Alte Universität, Rheinsprung 9, 4051 Basel, Seminar room -201
The Virtual East: Eastern European Video Game Landscapes
Playing videogames necessarily entails interacting with virtual “Game Spaces”, the design, quality, and uniqueness of which greatly impacts the recipient’s experience. Often, players are confronted with prototypical fantastic landscapes full of dragons, orks, and elves, as it is the case in, for example, the recent critically acclaimed blockbuster “Baldur’s Gate 3”. However, sometimes players appear to long for bleak spaces, muted colors, derelict industrial landscapes or urban environments abundant with concrete, monumental statues or Soviet-era cars. Thus, decidedly Eastern European-looking games – as for example the S.T.A.L.K.E.R and Metro series or Disco Elysium, the 2019 surprise indie hit – can be tremendously successful as well.
After providing a brief overview of game space theories, Gernot Howanitz will analyze constitutive elements of the depiction of Eastern European or Eastern European-looking spaces in recent video game productions. In doing so, his lecture sets out to uncover how the construction of virtual space is always also tied to questions of ideology and politics.
Dr. Gernot Howanitz is assistant professor at the University of Innsbruck’s Department of Slavic Studies. He works chiefly on the topics of Digital Humanities and New Media in Eastern Europe and co-founded the research group Game Studies at the University of Innsbruck. He further is a co-editor of the journal Digital Icons: Studies in Russian, Eurasian and Central European New Media. His first monograph was published in 2020 and bears the title “Leben weben. Autobiographische Praktiken russischer Autorinnen und Autoren im Internet”.
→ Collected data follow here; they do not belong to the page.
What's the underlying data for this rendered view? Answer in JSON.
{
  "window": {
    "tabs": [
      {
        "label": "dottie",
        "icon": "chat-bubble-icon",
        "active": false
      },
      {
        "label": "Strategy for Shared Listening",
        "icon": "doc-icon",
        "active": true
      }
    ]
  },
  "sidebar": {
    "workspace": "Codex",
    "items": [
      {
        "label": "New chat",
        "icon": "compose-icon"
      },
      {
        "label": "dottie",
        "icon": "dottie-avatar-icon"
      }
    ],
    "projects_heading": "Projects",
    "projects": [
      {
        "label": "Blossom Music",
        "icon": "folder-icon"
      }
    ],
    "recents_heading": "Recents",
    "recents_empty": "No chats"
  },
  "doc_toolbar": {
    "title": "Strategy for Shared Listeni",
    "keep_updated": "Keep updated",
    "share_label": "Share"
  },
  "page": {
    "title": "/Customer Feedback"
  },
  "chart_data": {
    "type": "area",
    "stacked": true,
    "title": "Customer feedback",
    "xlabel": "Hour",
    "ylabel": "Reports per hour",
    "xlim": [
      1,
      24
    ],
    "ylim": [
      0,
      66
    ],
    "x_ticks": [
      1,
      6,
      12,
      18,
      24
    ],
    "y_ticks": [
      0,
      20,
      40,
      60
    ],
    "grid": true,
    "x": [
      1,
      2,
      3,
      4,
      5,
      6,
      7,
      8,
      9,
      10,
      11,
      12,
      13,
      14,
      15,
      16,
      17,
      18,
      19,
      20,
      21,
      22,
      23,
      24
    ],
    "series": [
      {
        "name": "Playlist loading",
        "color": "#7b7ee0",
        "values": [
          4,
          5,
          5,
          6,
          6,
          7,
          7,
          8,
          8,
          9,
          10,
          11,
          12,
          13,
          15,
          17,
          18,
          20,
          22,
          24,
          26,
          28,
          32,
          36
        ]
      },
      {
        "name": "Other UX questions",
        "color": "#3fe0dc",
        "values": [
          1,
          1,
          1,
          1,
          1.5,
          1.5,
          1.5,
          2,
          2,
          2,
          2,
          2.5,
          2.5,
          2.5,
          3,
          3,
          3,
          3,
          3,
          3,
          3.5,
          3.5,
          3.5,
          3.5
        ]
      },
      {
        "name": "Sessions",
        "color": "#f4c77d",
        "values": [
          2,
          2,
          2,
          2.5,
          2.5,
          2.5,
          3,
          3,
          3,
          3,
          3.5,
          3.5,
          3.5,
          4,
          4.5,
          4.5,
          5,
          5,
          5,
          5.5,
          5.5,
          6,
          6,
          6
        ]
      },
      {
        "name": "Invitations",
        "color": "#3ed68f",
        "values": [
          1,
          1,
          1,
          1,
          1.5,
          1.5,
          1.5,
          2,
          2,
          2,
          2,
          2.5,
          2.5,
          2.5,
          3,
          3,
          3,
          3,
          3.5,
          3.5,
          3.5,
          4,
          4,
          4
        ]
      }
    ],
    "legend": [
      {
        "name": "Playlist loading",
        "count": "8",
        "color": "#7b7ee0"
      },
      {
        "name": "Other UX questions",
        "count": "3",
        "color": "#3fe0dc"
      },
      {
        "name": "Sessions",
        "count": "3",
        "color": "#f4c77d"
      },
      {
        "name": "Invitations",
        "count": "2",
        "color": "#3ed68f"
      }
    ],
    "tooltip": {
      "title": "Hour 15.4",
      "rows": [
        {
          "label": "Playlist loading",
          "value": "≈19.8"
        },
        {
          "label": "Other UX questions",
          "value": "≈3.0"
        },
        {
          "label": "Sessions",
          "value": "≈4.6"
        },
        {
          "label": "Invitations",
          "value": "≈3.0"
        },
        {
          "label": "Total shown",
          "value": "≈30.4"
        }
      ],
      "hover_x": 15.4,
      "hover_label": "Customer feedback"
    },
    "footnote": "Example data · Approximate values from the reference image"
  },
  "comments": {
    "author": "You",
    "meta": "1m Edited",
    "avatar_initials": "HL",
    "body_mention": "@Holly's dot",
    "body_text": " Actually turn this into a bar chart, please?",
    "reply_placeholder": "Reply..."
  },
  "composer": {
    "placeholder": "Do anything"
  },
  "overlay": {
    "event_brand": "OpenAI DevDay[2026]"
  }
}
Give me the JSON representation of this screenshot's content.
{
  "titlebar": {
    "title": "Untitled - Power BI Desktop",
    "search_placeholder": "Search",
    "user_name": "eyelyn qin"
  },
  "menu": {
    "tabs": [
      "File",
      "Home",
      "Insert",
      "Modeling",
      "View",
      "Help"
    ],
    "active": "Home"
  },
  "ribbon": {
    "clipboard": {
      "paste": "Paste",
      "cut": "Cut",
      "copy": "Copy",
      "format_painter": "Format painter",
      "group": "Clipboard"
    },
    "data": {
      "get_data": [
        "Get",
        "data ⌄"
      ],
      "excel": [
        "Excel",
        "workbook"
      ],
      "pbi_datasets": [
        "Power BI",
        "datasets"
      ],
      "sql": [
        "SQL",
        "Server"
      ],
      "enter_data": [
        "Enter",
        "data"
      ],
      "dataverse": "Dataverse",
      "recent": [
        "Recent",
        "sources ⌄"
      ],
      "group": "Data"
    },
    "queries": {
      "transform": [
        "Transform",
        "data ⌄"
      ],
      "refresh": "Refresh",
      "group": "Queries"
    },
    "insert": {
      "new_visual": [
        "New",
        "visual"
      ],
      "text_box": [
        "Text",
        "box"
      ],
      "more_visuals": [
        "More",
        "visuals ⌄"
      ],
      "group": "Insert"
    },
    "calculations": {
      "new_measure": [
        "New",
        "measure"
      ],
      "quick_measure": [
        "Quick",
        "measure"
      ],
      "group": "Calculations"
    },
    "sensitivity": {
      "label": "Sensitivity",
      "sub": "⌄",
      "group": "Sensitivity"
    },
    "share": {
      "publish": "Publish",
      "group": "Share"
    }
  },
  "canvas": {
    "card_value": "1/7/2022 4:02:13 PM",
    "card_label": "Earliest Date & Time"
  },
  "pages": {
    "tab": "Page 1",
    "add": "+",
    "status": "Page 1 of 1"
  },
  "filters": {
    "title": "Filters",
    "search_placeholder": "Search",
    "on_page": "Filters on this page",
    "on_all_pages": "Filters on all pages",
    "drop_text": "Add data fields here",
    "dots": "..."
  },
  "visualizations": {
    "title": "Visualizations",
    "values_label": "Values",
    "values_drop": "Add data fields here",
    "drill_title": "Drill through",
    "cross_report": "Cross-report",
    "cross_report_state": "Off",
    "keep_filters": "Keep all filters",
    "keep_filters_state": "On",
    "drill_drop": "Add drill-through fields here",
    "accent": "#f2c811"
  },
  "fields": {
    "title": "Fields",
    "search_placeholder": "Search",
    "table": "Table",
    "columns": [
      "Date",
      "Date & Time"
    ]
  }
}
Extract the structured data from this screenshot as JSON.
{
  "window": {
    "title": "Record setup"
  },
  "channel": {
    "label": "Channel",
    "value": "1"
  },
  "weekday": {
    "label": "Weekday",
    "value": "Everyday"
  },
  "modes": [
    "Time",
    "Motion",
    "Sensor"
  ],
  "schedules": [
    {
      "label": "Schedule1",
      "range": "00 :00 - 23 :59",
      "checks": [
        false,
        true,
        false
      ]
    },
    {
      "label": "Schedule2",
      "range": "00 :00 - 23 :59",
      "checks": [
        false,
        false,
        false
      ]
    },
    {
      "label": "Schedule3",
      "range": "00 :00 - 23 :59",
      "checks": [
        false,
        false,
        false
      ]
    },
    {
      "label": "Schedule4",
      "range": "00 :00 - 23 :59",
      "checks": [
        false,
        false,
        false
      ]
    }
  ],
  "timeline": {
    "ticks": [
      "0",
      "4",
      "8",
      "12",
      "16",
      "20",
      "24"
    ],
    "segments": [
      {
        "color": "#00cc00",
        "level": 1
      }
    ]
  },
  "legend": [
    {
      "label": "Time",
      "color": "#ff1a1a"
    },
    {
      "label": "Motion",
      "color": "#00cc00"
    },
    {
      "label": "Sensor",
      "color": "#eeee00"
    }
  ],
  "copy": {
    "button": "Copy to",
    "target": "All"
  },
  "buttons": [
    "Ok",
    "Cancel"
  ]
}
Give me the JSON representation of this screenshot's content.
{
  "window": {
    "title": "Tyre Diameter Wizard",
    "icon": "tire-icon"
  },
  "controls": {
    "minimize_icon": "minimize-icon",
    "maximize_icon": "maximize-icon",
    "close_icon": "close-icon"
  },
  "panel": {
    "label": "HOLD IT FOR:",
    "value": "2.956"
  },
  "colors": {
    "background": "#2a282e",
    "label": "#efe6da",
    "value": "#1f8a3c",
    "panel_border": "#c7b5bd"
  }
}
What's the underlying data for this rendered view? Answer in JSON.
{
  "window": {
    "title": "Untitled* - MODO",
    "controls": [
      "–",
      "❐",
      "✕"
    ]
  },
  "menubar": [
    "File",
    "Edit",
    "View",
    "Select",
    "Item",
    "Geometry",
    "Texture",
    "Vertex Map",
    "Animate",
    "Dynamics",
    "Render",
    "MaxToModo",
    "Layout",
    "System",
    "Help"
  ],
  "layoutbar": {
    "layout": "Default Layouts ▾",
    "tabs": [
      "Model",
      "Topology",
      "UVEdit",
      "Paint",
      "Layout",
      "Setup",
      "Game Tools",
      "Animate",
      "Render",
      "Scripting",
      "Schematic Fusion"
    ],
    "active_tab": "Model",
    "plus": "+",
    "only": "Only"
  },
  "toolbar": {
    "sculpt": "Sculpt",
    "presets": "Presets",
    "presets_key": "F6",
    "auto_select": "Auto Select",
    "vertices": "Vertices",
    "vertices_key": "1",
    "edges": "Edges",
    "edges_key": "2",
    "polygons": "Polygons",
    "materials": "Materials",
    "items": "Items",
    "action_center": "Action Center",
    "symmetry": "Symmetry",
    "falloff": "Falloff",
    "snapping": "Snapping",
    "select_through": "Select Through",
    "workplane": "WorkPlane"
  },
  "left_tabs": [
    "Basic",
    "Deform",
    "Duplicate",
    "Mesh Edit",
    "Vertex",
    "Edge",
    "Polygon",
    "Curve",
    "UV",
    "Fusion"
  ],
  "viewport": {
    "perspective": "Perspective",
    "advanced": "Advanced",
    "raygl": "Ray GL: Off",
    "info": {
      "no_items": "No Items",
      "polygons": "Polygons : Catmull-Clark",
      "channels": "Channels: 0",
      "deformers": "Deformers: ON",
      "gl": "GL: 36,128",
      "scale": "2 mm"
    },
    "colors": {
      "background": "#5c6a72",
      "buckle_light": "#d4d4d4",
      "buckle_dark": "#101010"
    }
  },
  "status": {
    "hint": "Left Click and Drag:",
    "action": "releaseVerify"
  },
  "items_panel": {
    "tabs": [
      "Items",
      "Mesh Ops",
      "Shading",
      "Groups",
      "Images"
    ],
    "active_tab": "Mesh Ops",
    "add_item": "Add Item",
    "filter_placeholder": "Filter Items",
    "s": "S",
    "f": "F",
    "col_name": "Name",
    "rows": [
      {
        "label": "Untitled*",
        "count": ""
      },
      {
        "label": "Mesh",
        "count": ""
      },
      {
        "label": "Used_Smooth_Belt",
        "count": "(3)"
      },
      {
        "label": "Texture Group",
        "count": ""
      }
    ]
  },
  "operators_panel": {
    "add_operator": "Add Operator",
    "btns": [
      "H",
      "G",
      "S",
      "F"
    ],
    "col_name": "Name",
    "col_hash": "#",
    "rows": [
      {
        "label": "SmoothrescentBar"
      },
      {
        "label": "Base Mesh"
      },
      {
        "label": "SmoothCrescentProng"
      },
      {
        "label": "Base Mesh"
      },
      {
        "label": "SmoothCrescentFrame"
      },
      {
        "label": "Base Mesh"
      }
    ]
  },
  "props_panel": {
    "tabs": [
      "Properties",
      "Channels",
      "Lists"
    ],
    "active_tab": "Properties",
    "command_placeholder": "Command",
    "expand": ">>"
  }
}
The public lecture will take place in seminar room -201 at the Alte Universität and will be held in English. Afterwards, there will be a chance for further conversation in the form of a small reception.
The event is co-organized by DPL-member Thomas Fritz Maier and generously co-funded by the Doktoratsprogramm Literaturwissenschaft as well as the Osteuropa-Forum Basel.